Manager of Manikin and Procedural Skills Programs
Lead Simulation Educator for the Johns Hopkins Medicine Simulation Center
[email protected]

Julianne Perretta is an instructor with Anesthesiology and Critical Care Medicine and works closely with pediatric faculty and staff in education and patient safety. She works with educators in the PICU to identify latent patient safety threats and design education interventions to narrow the gap between expected and actual clinical performance. She also assists in identifying system issues that compromise the interdisciplinary care team’s ability to effectively and efficiently provide care. Her work includes the development of courses for the PICU fellows’ initial training; a multicenter advanced PICU fellowship boot camp; PICU nursing orientation and continuing education; and interdisciplinary simulations relating to extracorporeal cardiopulmonary resuscitation, transport, and trauma events. The curriculum enables her to work with the PICU team and other researchers to develop new simulation devices for ECMO (extracorporeal membrane oxygenation) simulation and to increase realism for resuscitation training.

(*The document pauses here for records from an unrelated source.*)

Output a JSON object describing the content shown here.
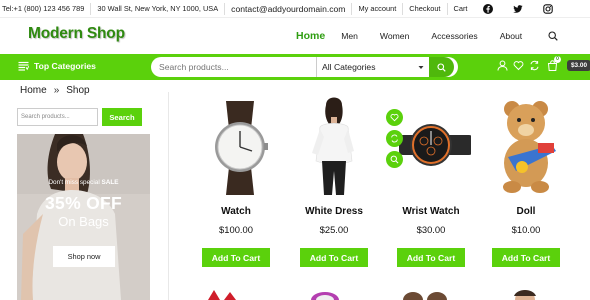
{
  "topbar": {
    "phone": "Tel:+1 (800) 123 456 789",
    "address": "30 Wall St, New York, NY 1000, USA",
    "email": "contact@addyourdomain.com",
    "links": [
      "My account",
      "Checkout",
      "Cart"
    ],
    "social_icons": [
      "facebook-icon",
      "twitter-icon",
      "instagram-icon"
    ]
  },
  "header": {
    "logo_part1": "Modern",
    "logo_part2": "Shop",
    "nav": [
      "Home",
      "Men",
      "Women",
      "Accessories",
      "About"
    ]
  },
  "category_bar": {
    "title": "Top Categories",
    "search_placeholder": "Search products...",
    "category_select": "All Categories",
    "cart_count": "0",
    "cart_total": "$3.00"
  },
  "breadcrumb": {
    "home": "Home",
    "separator": "»",
    "current": "Shop"
  },
  "sidebar": {
    "search_placeholder": "Search products...",
    "search_button": "Search",
    "banner": {
      "line1_a": "Don't miss special",
      "line1_b": "SALE",
      "headline": "35% OFF",
      "subline": "On Bags",
      "button": "Shop now"
    }
  },
  "products": [
    {
      "name": "Watch",
      "price": "$100.00",
      "button": "Add To Cart"
    },
    {
      "name": "White Dress",
      "price": "$25.00",
      "button": "Add To Cart"
    },
    {
      "name": "Wrist Watch",
      "price": "$30.00",
      "button": "Add To Cart"
    },
    {
      "name": "Doll",
      "price": "$10.00",
      "button": "Add To Cart"
    }
  ],
  "colors": {
    "brand_green": "#5bd10c",
    "logo_green": "#2f8a10",
    "nav_active": "#2f9e12"
  }
}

Her responsibilities at the Johns Hopkins Medicine Simulation Center include needs assessment, simulation curriculum design, programming and testing scenarios, and training simulation users on high-quality curriculum design and debriefing skills. She is responsible for quality improvement and curriculum assessment for all manikin-based simulation projects. She is also the current chair of the American Association for Respiratory Care Simulation Roundtable and author of the recently published textbook Neonatal and Pediatric Respiratory Care: A Patient Case Method.

Ms. Perretta’s current research interests include using patient simulations for staff training and evaluation and improving the quality of resuscitation, respiratory, and mechanical ventilation simulations. She hopes to be able to use her education background and simulation expertise to create new and effective ways of teaching full-time clinicians how to manage low-volume, high-risk patient events.

Education

Ms. Perretta completed her Baccalaureate Degree in Respiratory Therapy from the Indiana University of Pennsylvania/West Penn Hospital’s School of Respiratory Care, and her Master of Science degree in Education from the Johns Hopkins University, with focuses in Adult Learning and Multimedia Design for Internet-based Instruction. She is a certified healthcare simulation educator with the Society for Simulation in Healthcare.